What are the main causes of urban heat island formation?
- Urbanization and landscape modification: The construction of buildings, roads, parking lots and other impermeable surfaces replaces natural spaces such as meadows and forests, which have a natural cooling capacity. Materials such as concrete and asphalt absorb heat and release it slowly, contributing to rising temperatures.
- Lack of green spaces: Urban areas lacking green spaces such as parks, gardens and trees are less able to provide shade and evaporate water, thus limiting ambient air cooling.
- Human activities and heat sources: Urban activities such as traffic, industry and energy consumption generate waste heat. This heat accumulates in the air and surrounding structures.
- Reduced albedo effect: Dark surfaces absorb more solar energy than light ones. Urban areas with dark surfaces, such as asphalt, help absorb heat, raising local temperatures.
- Thermal insulation of buildings: Urban buildings store and retain heat, as they are often built with materials that have a low capacity to regulate temperature.
- Local weather effects: Local weather conditions, such as lack of wind in dense urban areas, can also contribute to the formation of heat islands by preventing the dispersion of accumulated heat.
What are Swiss cities doing to combat these urban heat islands?
- Sion: the city has changed its philosophy in terms of public planning, which now aims to bring more greenery and water features to the heart of the city. A program that began ten years ago and is beginning to bear fruit.
- Canton of Vaud: the overall objective is to increase the area covered by tree leaves by 10% by 2040 (from the current 20% to 30% in the future). In addition, the canton plans to install a misting fountain and brighter floor coverings in certain particularly hard-hit locations.

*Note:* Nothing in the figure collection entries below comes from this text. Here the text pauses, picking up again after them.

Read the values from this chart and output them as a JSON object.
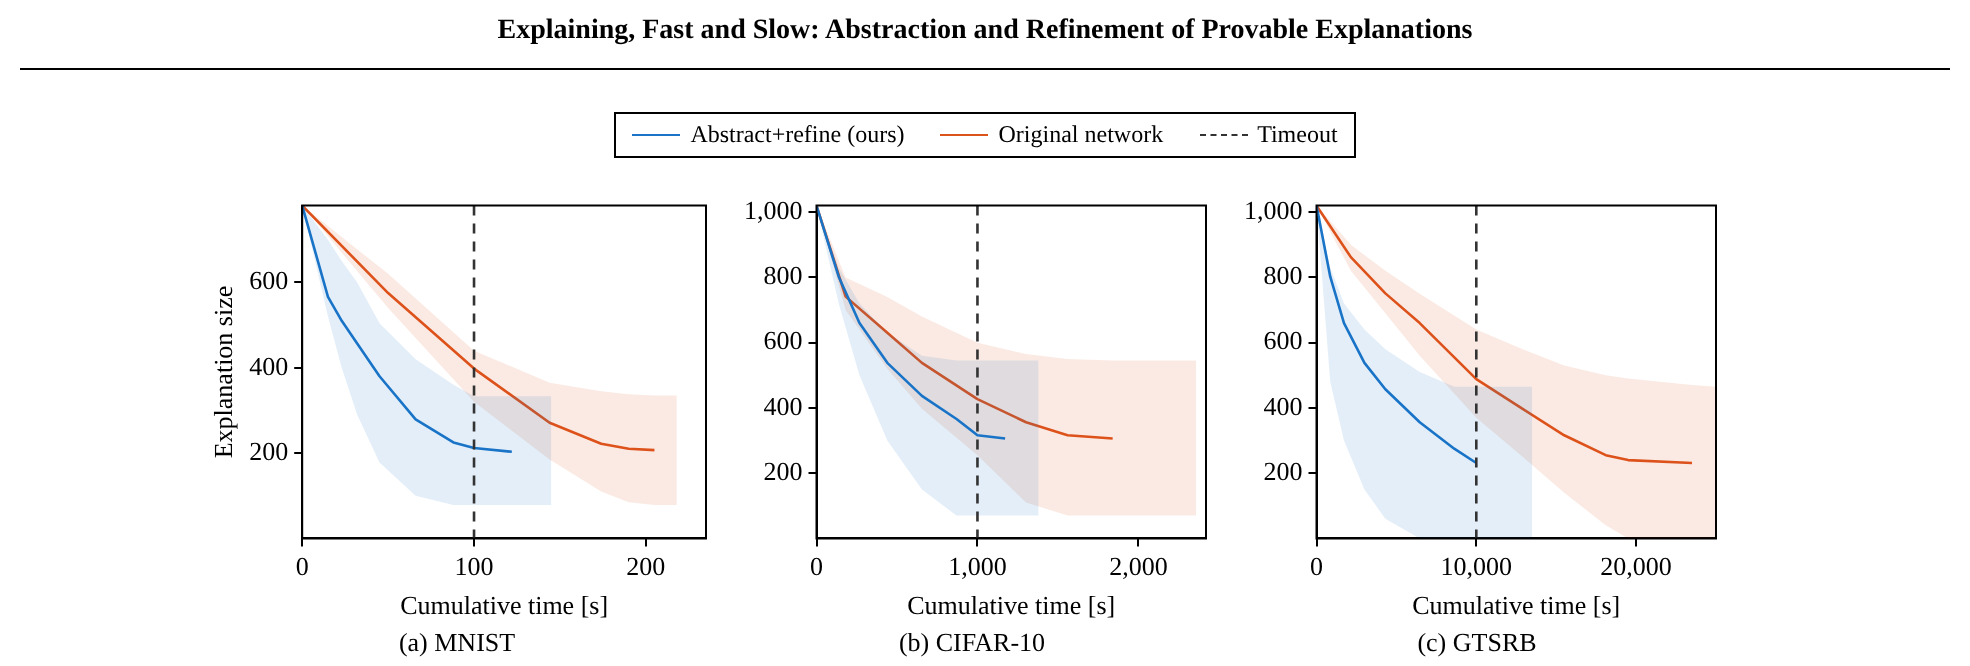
{
  "chart_data": [
    {
      "type": "line",
      "title": "(a) MNIST",
      "xlabel": "Cumulative time [s]",
      "ylabel": "Explanation size",
      "annotations": [
        "Explaining, Fast and Slow: Abstraction and Refinement of Provable Explanations"
      ],
      "legend": "top",
      "xlim": [
        0,
        235
      ],
      "xticks": [
        0,
        100,
        200
      ],
      "ylim": [
        0,
        780
      ],
      "yticks": [
        200,
        400,
        600
      ],
      "ref_lines": [
        {
          "axis": "x",
          "value": 100,
          "label": "Timeout",
          "color": "#333333",
          "line_style": "dashed"
        }
      ],
      "series": [
        {
          "name": "Abstract+refine (ours)",
          "color": "#1a74c8",
          "x": [
            0,
            15,
            23,
            32,
            45,
            66,
            88,
            100,
            122,
            145
          ],
          "values": [
            780,
            566,
            510,
            457,
            380,
            279,
            225,
            212,
            203,
            null
          ],
          "upper": [
            780,
            700,
            650,
            600,
            504,
            420,
            360,
            333,
            333,
            333
          ],
          "lower": [
            780,
            520,
            400,
            290,
            178,
            100,
            78,
            78,
            78,
            78
          ]
        },
        {
          "name": "Original network",
          "color": "#dd531c",
          "x": [
            0,
            50,
            100,
            144,
            174,
            190,
            205,
            218
          ],
          "values": [
            780,
            575,
            398,
            271,
            222,
            210,
            207,
            null
          ],
          "upper": [
            780,
            620,
            440,
            365,
            345,
            338,
            335,
            335
          ],
          "lower": [
            780,
            540,
            320,
            185,
            110,
            85,
            78,
            78
          ]
        }
      ]
    },
    {
      "type": "line",
      "title": "(b) CIFAR-10",
      "xlabel": "Cumulative time [s]",
      "xlim": [
        0,
        2420
      ],
      "xticks": [
        0,
        {
          "value": 1000,
          "label": "1,000"
        },
        {
          "value": 2000,
          "label": "2,000"
        }
      ],
      "ylim": [
        0,
        1020
      ],
      "yticks": [
        200,
        400,
        600,
        800,
        {
          "value": 1000,
          "label": "1,000"
        }
      ],
      "ref_lines": [
        {
          "axis": "x",
          "value": 1000,
          "color": "#333333",
          "line_style": "dashed"
        }
      ],
      "series": [
        {
          "color": "#1a74c8",
          "x": [
            0,
            138,
            267,
            440,
            655,
            870,
            1000,
            1172,
            1380
          ],
          "values": [
            1020,
            802,
            660,
            538,
            437,
            366,
            316,
            306,
            null
          ],
          "upper": [
            1020,
            830,
            720,
            630,
            560,
            545,
            545,
            545,
            545
          ],
          "lower": [
            1020,
            720,
            500,
            300,
            150,
            70,
            70,
            70,
            70
          ]
        },
        {
          "color": "#dd531c",
          "x": [
            0,
            181,
            440,
            655,
            1000,
            1302,
            1560,
            1840,
            2358
          ],
          "values": [
            1020,
            741,
            630,
            538,
            427,
            356,
            316,
            306,
            null
          ],
          "upper": [
            1020,
            800,
            740,
            680,
            600,
            565,
            550,
            545,
            545
          ],
          "lower": [
            1020,
            700,
            520,
            397,
            255,
            110,
            70,
            70,
            70
          ]
        }
      ]
    },
    {
      "type": "line",
      "title": "(c) GTSRB",
      "xlabel": "Cumulative time [s]",
      "xlim": [
        0,
        25000
      ],
      "xticks": [
        0,
        {
          "value": 10000,
          "label": "10,000"
        },
        {
          "value": 20000,
          "label": "20,000"
        }
      ],
      "ylim": [
        0,
        1020
      ],
      "yticks": [
        200,
        400,
        600,
        800,
        {
          "value": 1000,
          "label": "1,000"
        }
      ],
      "ref_lines": [
        {
          "axis": "x",
          "value": 10000,
          "color": "#333333",
          "line_style": "dashed"
        }
      ],
      "series": [
        {
          "color": "#1a74c8",
          "x": [
            0,
            860,
            1720,
            3000,
            4310,
            6460,
            8620,
            10000,
            13500
          ],
          "values": [
            1020,
            802,
            660,
            538,
            457,
            356,
            275,
            231,
            null
          ],
          "upper": [
            1020,
            830,
            720,
            640,
            580,
            510,
            465,
            465,
            465
          ],
          "lower": [
            1020,
            480,
            300,
            150,
            60,
            0,
            0,
            0,
            0
          ]
        },
        {
          "color": "#dd531c",
          "x": [
            0,
            2150,
            4310,
            6460,
            10000,
            12900,
            15500,
            18100,
            19500,
            23500,
            25000
          ],
          "values": [
            1020,
            862,
            751,
            660,
            488,
            397,
            316,
            255,
            240,
            231,
            null
          ],
          "upper": [
            1020,
            900,
            820,
            750,
            640,
            580,
            530,
            500,
            490,
            470,
            465
          ],
          "lower": [
            1020,
            820,
            690,
            560,
            370,
            250,
            140,
            40,
            0,
            0,
            0
          ]
        }
      ]
    }
  ]
}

- Canton of Geneva: over the past few years, "micro-oases" have been installed to create shaded areas with misting fountains in which to sit.
- Delémont: the town plans to remove concrete surfaces and replace them with permeable ones. It also plans to plant around 30 trees in the old town.
- Neuchâtel: here, in 2023, around 400 square metres of asphalt have been removed to make way for gravel and grass. In addition, the city has pruned parasol-shaped trees to provide shade.
- Lucerne: the city decided to opt for light-colored asphalt to combat heat islands.
- Basel: the city is announcing the installation of potted trees, misting systems and sails over shopping streets.
- Berne: the city is testing several tree species to determine which types are best able to withstand hot summers and prolonged drought. The trial is expected to last 10 years. In addition, the capital has just replaced 1,000 square meters of asphalt with a more durable material and new trees.